- The Washington Times - Tuesday, November 29, 2011



It’s only a matter of time before Europe’s euro currency capsizes. Too many eurozone economies are drowning in red ink, and all of them cannot be bailed out by multinational institutions. The International Monetary Fund announced over the weekend that it was readying an $800 billion lifeline for Italy. The IMF can’t rescue everybody, which has other nations scrambling to find ways to avoid going down with the sinking ship.

European eyes are keenly focused on what will be done to address the European financial crisis in London. With numerous major European nations unable to pay off their debts and serious speculation about the euro not making it to the end of next year, there is justifiable temptation for the British government to take further steps to distance itself from the European Union (EU) and its meddling bureaucracy in Brussels. Unemployment in Britain is above 8.5 percent but the Organization of Cooperation and Development (OECD) projects that to rise to 9.1 percent by 2013. That’s not the only bad news from the OECD, which predicts the British economy will grow only 0.5 percent next year and could slide into a double-dip recession by the end of this quarter. Old Blighty hardly needs the EU anchor dragging it down even more.

The OECD estimates that the eurozone as a whole will grow at a paltry 0.2 percent in 2012, and that is considered to be a wildly optimistic forecast by many economists who point out that the collapse of any of Europe’s teetering economies would spell doom for the entire unified market. The United Kingdom cannot completely insulate itself from trouble on the continent because the financial links are too strong, but London can go its own way and resist the EU’s knee-jerk, big-government-centric reaction to try to spend its way out of a recession. The end results of this course are only more deficits and more debt, which are the causes of the meltdown to begin with. Governments are all spending cash they don’t have. The only solution to the fiscal crunch is to dramatically change directions and spend less.
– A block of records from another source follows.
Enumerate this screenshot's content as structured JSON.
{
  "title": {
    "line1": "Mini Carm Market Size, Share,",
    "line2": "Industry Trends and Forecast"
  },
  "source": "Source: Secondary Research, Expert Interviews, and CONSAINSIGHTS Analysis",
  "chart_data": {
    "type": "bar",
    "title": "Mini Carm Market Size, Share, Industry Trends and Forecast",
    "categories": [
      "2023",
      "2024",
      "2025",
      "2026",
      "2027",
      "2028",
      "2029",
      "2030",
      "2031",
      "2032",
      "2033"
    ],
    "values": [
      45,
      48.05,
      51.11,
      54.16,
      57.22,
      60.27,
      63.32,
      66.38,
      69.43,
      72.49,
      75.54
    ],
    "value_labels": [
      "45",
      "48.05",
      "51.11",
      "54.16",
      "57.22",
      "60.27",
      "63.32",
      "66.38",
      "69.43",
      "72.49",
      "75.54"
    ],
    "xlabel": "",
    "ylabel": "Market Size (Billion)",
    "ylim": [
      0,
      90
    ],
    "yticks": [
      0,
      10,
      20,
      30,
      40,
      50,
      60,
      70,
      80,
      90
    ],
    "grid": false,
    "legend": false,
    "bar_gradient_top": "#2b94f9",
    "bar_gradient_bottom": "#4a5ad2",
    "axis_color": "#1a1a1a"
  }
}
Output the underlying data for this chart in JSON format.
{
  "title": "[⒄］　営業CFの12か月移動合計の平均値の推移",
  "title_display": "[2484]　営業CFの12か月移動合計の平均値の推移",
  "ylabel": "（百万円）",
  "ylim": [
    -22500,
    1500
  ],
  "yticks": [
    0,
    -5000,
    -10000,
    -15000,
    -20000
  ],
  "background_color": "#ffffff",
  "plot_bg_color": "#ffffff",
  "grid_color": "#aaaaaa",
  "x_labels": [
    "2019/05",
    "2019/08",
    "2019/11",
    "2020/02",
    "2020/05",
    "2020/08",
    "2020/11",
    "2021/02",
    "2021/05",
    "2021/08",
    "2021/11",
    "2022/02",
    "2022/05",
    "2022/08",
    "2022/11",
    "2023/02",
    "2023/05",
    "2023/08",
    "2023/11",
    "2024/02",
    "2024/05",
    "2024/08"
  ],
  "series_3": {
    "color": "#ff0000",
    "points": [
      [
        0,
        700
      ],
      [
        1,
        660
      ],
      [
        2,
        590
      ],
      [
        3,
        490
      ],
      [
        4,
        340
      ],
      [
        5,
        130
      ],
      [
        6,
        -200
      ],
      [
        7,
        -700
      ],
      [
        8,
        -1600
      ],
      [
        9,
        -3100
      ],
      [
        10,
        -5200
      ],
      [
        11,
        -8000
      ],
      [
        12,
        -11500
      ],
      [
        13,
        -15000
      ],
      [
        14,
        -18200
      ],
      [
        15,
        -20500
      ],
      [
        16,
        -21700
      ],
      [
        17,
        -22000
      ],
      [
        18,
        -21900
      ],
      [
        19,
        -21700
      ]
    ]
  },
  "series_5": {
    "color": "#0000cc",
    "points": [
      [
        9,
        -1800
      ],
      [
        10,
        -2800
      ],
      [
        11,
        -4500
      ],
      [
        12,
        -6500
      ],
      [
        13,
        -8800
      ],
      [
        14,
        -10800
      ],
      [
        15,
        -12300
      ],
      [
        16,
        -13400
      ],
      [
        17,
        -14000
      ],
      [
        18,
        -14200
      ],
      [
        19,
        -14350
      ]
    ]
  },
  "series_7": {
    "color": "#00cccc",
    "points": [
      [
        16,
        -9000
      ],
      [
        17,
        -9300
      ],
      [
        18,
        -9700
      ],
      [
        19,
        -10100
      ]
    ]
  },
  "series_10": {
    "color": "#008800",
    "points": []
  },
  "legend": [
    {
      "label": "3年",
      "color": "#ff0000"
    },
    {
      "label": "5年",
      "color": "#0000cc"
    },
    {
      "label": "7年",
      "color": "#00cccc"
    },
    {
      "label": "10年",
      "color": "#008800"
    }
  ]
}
George Osborne, the UK’s chancellor of the Exchequer, had a responsible plan to cut spending to reduce the deficit and chip away at the nation’s suffocating debt position. This included capping pay for government employees, limiting the rise of welfare payments to below inflation, cutting the gasoline tax, stopping the planned expansion of some national health-care programs, reducing red tape on businesses and even minimizing corporate liability from trial-lawyer suits over skyrocketing and frequently frivolous worker-compensation claims. These are all positive steps to revitalize the private sector and curtail the public sector, but pushback is growing - especially from powerful labor unions. The Conservative Cabinet partly caved to pressure and now is promoting more government-directed spending on huge infrastructure projects to try to artificially prop up employment. Like in its former colony America, Britain’s attempt at government stimulus only delays recovery by robbing resources from the private sector, which is the real engine of economic growth and job creation.
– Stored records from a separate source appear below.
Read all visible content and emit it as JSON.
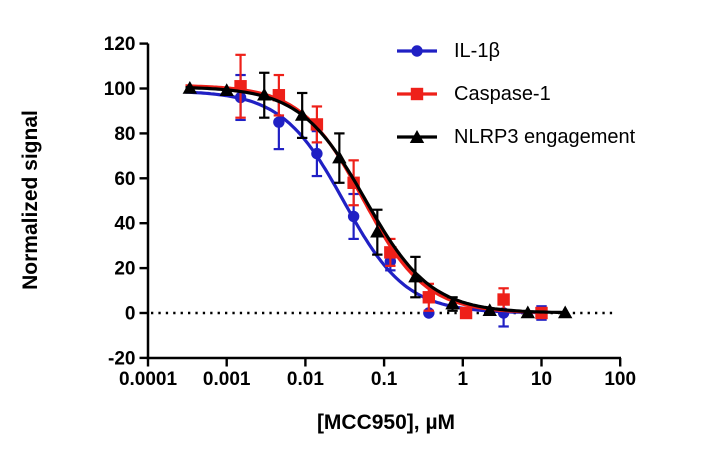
{
  "figure": {
    "background": "#ffffff",
    "axis_color": "#000000",
    "text_color": "#000000"
  },
  "chart_data": {
    "type": "scatter",
    "title": "",
    "xlabel": "[MCC950], µM",
    "ylabel": "Normalized signal",
    "x_scale": "log10",
    "xlim": [
      0.0001,
      100
    ],
    "ylim": [
      -20,
      120
    ],
    "x_ticks": [
      0.0001,
      0.001,
      0.01,
      0.1,
      1,
      10,
      100
    ],
    "x_tick_labels": [
      "0.0001",
      "0.001",
      "0.01",
      "0.1",
      "1",
      "10",
      "100"
    ],
    "y_ticks": [
      120,
      100,
      80,
      60,
      40,
      20,
      0,
      -20
    ],
    "y_tick_labels": [
      "120",
      "100",
      "80",
      "60",
      "40",
      "20",
      "0",
      "-20"
    ],
    "grid": false,
    "legend_position": "top-right",
    "zero_line": {
      "y": 0,
      "style": "dotted",
      "color": "#000000"
    },
    "series": [
      {
        "key": "il1b",
        "name": "IL-1β",
        "color": "#2020C4",
        "marker": "circle",
        "x": [
          0.0015,
          0.0046,
          0.014,
          0.041,
          0.12,
          0.37,
          1.1,
          3.3,
          10
        ],
        "y": [
          96,
          85,
          71,
          43,
          23,
          0,
          0,
          0,
          0
        ],
        "err": [
          10,
          12,
          10,
          10,
          4,
          0,
          0,
          6,
          3
        ],
        "fit": {
          "model": "4PL",
          "top": 99,
          "bottom": 0,
          "ic50": 0.031,
          "hill": 1.1,
          "x_start": 0.0003,
          "x_end": 10
        }
      },
      {
        "key": "caspase1",
        "name": "Caspase-1",
        "color": "#EE2019",
        "marker": "square",
        "x": [
          0.0015,
          0.0046,
          0.014,
          0.041,
          0.12,
          0.37,
          1.1,
          3.3,
          10
        ],
        "y": [
          101,
          97,
          84,
          58,
          27,
          7,
          0,
          6,
          0
        ],
        "err": [
          14,
          9,
          8,
          10,
          6,
          6,
          0,
          5,
          0
        ],
        "fit": {
          "model": "4PL",
          "top": 101.5,
          "bottom": 0,
          "ic50": 0.054,
          "hill": 1.1,
          "x_start": 0.0003,
          "x_end": 10
        }
      },
      {
        "key": "nlrp3",
        "name": "NLRP3 engagement",
        "color": "#000000",
        "marker": "triangle",
        "x": [
          0.00034,
          0.001,
          0.003,
          0.0091,
          0.027,
          0.082,
          0.25,
          0.74,
          2.2,
          6.7,
          20
        ],
        "y": [
          100,
          99,
          97,
          88,
          69,
          36,
          16,
          4,
          1,
          0,
          0
        ],
        "err": [
          0,
          0,
          10,
          10,
          11,
          10,
          9,
          3,
          0,
          0,
          0
        ],
        "fit": {
          "model": "4PL",
          "top": 100.8,
          "bottom": 0,
          "ic50": 0.058,
          "hill": 1.05,
          "x_start": 0.0003,
          "x_end": 20
        }
      }
    ]
  }
}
Economies need less bureaucratic meddling so markets can breathe freely. The Conservative-led British government partly understands this but is having a hard time deciding what government goodies it is willing to ask the people to give up. Time is slipping away for Conservatives to make good on their promise to turn around the economy as polls show the left-wing Labour Party growing in popularity. Prime Minister David Cameron needs to push more substantive change or risk losing public support. It’s a familiar political dynamic playing out on both sides of the pond: Cut bureaucracy or face voter wrath.

Brett M. Decker is editorial page editor of The Washington Times. He is coauthor of the new book “Bowing to Beijing” (Regnery, 2011).